The second issue is the reduction of faith that our culture forces on us. Anyone who reduces Christianity to a formula, who divorces it from the fullness of reason and our humanity, has not experienced real faith. Where is the 'shiver of risk'? When I affirm the reality of Christ, is it a mere feeling, or a conviction in my guts? We could latch onto doctrine in order to avoid this challenge, but that would just be a formula again. Faith implies a movement. Without the risk of a movement towards Christ who lies behind and within reality, we might avoid mistakes, but we won't have real faith or knowledge of reality.
Giussani's solution is radical: don't start from some cooked-up idea of God, start from the experience of human reality. It's in Chapter 10 of The Religious Sense. Our self is awakened in the encounter with this reality. This is the beginning of knowledge; wonder in the face of reality. I cannot explain this reality without acknowledging a Mystery even more real than reality itself.
A sign is not a label we place on reality. Reality itself is a sign. Reality represents something Other, something within and beyond it. We recognise this whenever we ask 'why does this reality exist?' It's like getting a delivery of flowers; the first thing we ask is 'who did this?'
So: faith does not begin as a feeling or an idea. It begins as the fact of an event, something undeniable. It is not some emotional or philosophical leap into the invisible. It is something Other that hits us, moves us, makes us jump like nothing else. If I do not seek this reality, I end up with a 'fideism' instead of faith, belief based on subjective feeling, an ideology that I can give no reason for. Real faith is a reasonable step, based on an encounter. It starts outside of us, not inside. Faith isn't about what we can't see; it is primarily about what we can see.
As children of Descartes and Kant, we find this hard to grasp. Thinkers like Feuerbach took their ideas further, saying that faith is nothing more than an irrational leap in the dark. How do we know this is wrong? Because this conception of faith, of knowledge, leaves reality unexplained. Reality requires a reasonable explanation, including an explanation for the fact that I exist. We don't want to leave our heads at home to have faith.
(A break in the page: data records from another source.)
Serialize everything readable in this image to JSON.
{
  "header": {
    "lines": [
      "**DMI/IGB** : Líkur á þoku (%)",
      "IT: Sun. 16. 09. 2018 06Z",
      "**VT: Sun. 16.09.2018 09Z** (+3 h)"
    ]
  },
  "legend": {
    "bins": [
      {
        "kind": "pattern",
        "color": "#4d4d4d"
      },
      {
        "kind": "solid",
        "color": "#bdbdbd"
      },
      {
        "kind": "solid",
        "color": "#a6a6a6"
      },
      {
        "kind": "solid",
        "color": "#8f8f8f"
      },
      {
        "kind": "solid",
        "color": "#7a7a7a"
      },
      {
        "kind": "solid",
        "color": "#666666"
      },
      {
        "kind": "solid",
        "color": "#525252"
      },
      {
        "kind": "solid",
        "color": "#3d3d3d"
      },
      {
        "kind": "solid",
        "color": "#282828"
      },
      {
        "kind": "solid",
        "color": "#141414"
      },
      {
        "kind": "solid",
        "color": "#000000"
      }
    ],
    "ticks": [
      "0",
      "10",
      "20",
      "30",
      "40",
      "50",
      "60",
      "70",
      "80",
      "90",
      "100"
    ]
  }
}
True faith involves our reason and our full humanity.
The test of this faith is whether it gives the satisfaction our heart's desire. This isn't the same as being smart and successful. It is more like wearing shoes the right size - we know immediately when we are wearing the wrong size, and in the same way we know immediately what satisfies our hearts. The problems arise from our lack of loyalty to our own experience, our own selves - if we lack this loyalty, we can fail to acknowledge our dissatisfaction. We need the simplicity, the humility, to recognize our true needs. The alternative is a kind of idolatry, a false idea of what we need.
What we really desire is the infinite. Only a real and mysterious You can correspond to our need. This is what we are invited to; anything less makes faith unreasonable. Each of us has a personal responsibility to these facts of our experience; we can't shift this responsibility to others.